I've had good starts in the past, and things have gone south from there. I've struggled midseason before finishing up strong, and that's a pattern I'm hoping to avoid this year.

In the past, I've let one bad outing snowball into another. I'm still working on that part of it, but hopefully I can avoid big innings in general. I've noticed that very rarely have I given up just one run at a time during the times I've struggled. Rather, I gave up runs in bunches.

So my goal is to be consistent. I believe I've learned from my past struggles after strong starts. One of the keys for me is, I think, important for any reliever: You have to have a short memory and forget about the last inning, the last hitter and even the last pitch.

When you inevitably have a bad outing, you need to create the mindset of wanting to get back out to the mound and regroup.

One of the main reasons for my early success this year has been my ability to throw strikes.

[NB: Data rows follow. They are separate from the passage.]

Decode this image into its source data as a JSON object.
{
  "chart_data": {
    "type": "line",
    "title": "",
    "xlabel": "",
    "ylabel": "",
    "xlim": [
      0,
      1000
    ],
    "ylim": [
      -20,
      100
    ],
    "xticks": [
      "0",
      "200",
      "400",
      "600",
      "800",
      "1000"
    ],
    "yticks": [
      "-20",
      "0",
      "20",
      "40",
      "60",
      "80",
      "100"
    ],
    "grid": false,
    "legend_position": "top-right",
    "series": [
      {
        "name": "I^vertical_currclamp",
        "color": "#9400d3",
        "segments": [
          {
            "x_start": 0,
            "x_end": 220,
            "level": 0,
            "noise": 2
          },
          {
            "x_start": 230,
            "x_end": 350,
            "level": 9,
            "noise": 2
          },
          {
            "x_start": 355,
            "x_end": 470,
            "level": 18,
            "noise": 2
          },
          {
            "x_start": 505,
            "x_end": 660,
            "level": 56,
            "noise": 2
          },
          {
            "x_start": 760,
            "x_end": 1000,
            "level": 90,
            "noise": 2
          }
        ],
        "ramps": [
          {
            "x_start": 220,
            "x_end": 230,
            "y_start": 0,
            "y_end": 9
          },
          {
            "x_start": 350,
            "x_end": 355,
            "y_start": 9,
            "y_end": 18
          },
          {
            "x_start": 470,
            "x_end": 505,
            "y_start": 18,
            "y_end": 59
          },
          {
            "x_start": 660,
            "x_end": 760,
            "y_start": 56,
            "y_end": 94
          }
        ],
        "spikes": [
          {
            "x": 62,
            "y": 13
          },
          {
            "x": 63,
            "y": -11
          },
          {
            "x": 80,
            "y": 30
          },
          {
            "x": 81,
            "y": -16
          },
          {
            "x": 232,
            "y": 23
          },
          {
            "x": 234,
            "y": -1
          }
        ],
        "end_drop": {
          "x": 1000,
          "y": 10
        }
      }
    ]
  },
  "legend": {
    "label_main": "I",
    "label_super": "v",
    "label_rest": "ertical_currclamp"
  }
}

I've walked just one guy this year, and I joke that, instead of walking a guy, I'm going to give up fly balls to the warning track.

When you're out there trying to get three outs, walks will just kill you. It seems like that guy always comes around to score, so it's about keeping things simple: make them hit the ball and keep your walks down.

Another thing that makes me happy about the way I've pitched this year is that the club has really needed me to throw the ball well. We've had a lot of injuries to our pitching staff, and as a veteran guy, it feels good to contribute.

We're six weeks into the season, and I feel I've already helped our team win more games than I did all of last season. You don't want to be out there when the game is out of reach. You want to contribute, and you want to contribute to a winning team, and that's what I've been doing. It feels good.

Jason Frasor, a 31-year-old Chicago native who was originally drafted by the Tigers in the 33rd round of the 1999 Draft out of Southern Illinois, has pitched in nearly 300 games in six seasons with the Blue Jays. In 12 2/3 innings over 14 appearances this year, Frasor has a 4-0 record with a save and a 0.71 ERA. He's allowed just one walk, and opposing batters are hitting just .167 against him.